After discharge from the army Mr. Edmond returned to the farm in Crawford county, Pennsylvania, but it was a year before he was able to resume active work, and he had poor health for a number of years after that. It was on account of his health that he finally moved out to Benton county in 1876, buying a farm in Jackson township. He was engaged in farming until about twenty years ago, when he moved to Vinton and has since lived practically retired from active labor. He still owns a farm of one hundred and thirty-two acres in Jackson township. He and his wife have spent three winters in California.

Mr. Edmond married, in 1861, before going to war, Miss Rebecca St. Clair, of Crawford county. She died on the farm in Benton county, August 30, 1879, leaving three children: One son, William B., had died in Pennsylvania, February 12, 1873, aged six years and five months; Essabella died in 1886, in her sixteenth year; John A., who was born October 14, 1862, in Pennsylvania, lives at Vinton and is engaged in the U. S. mail service; Albert H., who was born in Benton county, November 28, 1877, conducts a shop for galvanized steel work at Long Beach. Both the sons are married and each has two children. On January 12, 1882, Mr. Edmond married for his second wife Miss Eliza B. Curry, a resident of Venango county, Pennsylvania, near Titusville, being a native of that state and of an old family.
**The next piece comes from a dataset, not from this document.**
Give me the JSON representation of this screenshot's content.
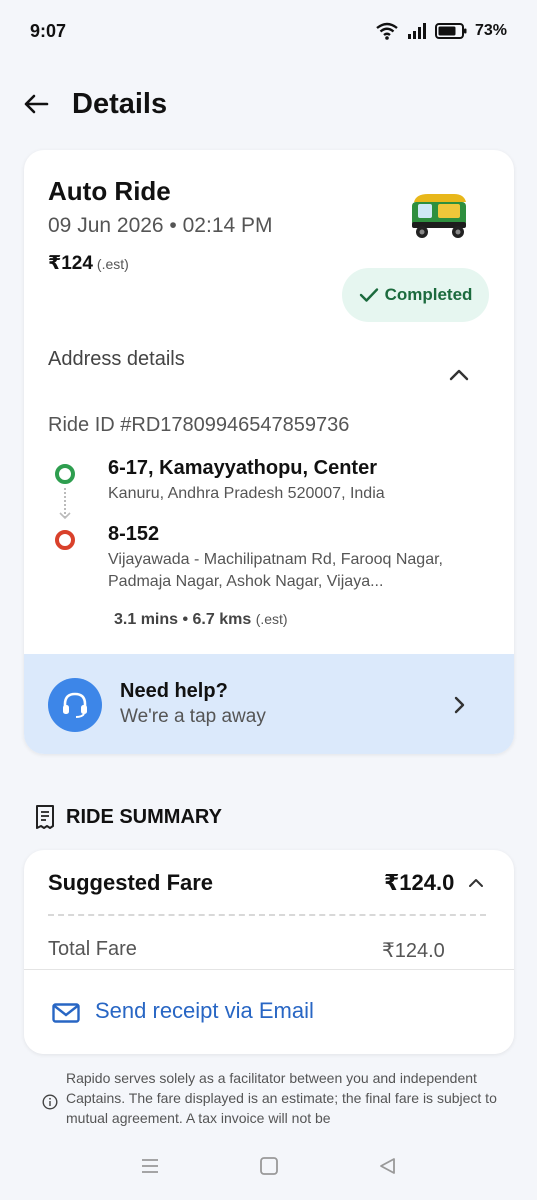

In Pennsylvania Mr. Edmond served two terms of five years each as justice of the peace, being commissioned by Governors Gear and Hartranft. His fellow Republicans elected him to a similar office in this county, but he did not qualify. He is a member and has served as commander and in other offices of P. M. Coder Post, No. 98, G. A. R. Mrs. Edmond has served as president, secretary and treasurer of the Vinton Women's Relief Corps. They are both members of the Presbyterian church of Vinton.